For the 25-acre field in this test, the field was divided into three management zones on the basis of sand content. Results from the nitrogen strip test were used to create a “what if” scenario where nitrogen rates were fixed within each of these zones but varied across the zones, specifically with higher nitrogen rates applied in the heavier soils and lower nitrogen rates applied in the lighter soils.

This study, which is the beginning of a long-term study involving multiple crop inputs, used the hay yield monitor to reveal how profit might be enhanced in hay production. Prior to the onset of this study, this was an intensely managed, irrigated Tifton-85 field with application of a fixed rate of 100 pounds of N per acre between cuttings. Yield results from this test suggested that if a fixed nitrogen rate was applied across the field, application of 60 pounds of N per acre would result in $12 per acre more profit per cutting when compared to the 100 pounds N rate.
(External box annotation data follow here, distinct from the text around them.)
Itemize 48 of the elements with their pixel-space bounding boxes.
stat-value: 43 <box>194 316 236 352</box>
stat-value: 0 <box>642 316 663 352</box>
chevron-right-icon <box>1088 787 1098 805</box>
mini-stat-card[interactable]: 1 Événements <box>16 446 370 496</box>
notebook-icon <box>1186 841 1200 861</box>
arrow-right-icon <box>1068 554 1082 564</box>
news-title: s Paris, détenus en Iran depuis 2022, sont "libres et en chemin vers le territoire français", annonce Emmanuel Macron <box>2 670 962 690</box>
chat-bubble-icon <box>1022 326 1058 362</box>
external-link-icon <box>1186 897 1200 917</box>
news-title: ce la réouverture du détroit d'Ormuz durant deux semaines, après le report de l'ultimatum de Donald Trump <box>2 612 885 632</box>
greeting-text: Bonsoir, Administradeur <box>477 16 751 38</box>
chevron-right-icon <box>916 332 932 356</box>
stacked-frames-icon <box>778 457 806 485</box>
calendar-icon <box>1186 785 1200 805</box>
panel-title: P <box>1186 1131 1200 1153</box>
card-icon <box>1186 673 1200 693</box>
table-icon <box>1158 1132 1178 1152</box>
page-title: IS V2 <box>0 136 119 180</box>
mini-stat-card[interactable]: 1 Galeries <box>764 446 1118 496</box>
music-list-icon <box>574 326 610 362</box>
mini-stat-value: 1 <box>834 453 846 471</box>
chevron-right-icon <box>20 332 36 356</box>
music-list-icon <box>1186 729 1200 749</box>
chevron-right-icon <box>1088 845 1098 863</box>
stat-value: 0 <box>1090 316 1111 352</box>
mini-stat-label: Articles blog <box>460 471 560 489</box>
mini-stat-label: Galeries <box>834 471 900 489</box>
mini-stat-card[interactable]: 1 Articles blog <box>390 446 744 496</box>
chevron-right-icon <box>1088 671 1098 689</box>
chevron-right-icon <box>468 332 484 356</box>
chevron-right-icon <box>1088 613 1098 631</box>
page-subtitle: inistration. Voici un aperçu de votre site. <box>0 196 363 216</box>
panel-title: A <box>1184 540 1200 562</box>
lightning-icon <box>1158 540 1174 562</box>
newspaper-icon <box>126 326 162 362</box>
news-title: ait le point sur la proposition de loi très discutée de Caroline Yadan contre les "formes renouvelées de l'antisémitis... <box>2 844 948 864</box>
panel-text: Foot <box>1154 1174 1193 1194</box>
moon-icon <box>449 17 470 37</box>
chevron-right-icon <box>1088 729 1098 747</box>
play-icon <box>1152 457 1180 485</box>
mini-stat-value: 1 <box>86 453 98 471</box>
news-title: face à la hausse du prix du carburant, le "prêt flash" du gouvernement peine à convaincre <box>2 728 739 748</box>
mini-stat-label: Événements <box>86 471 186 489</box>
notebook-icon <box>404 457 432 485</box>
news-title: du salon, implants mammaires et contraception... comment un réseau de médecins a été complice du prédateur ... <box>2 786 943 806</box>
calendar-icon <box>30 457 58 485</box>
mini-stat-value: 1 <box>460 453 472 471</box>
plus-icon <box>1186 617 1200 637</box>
If yield management zones were utilized for assignment of nitrogen rate by zone, the data suggest that profit would have been $4.50 per acre greater per cutting than at the 60 pounds of N fixed rate. Finally, the Directed Prescriptions system suggested that profit would have been $14.50 per acre greater per cutting than at the 60 pounds of N per acre fixed rate. Environmental stewardship is also improved; when practiced properly, zone management and directed prescriptions optimize nutrient use in the field, reducing overapplication.

Value of a yield monitoring system is dependent on how its information is used to improve management. Return on investment must be evaluated on a case-by-case and farm-by-farm basis. With four cuttings per year, the study discussed here demonstrated in excess of $50 per-acre per-year potential benefit from implementation of yield data in prescribing nitrogen rates. If a hay yield monitoring system retailed for $7,500, the data collected here suggests that the system could be paid for with only 150 acres of annual hay production with nitrogen fertilizer savings alone.


This article appeared in the April/May 2017 issue of Hay & Forage Grower on page 14.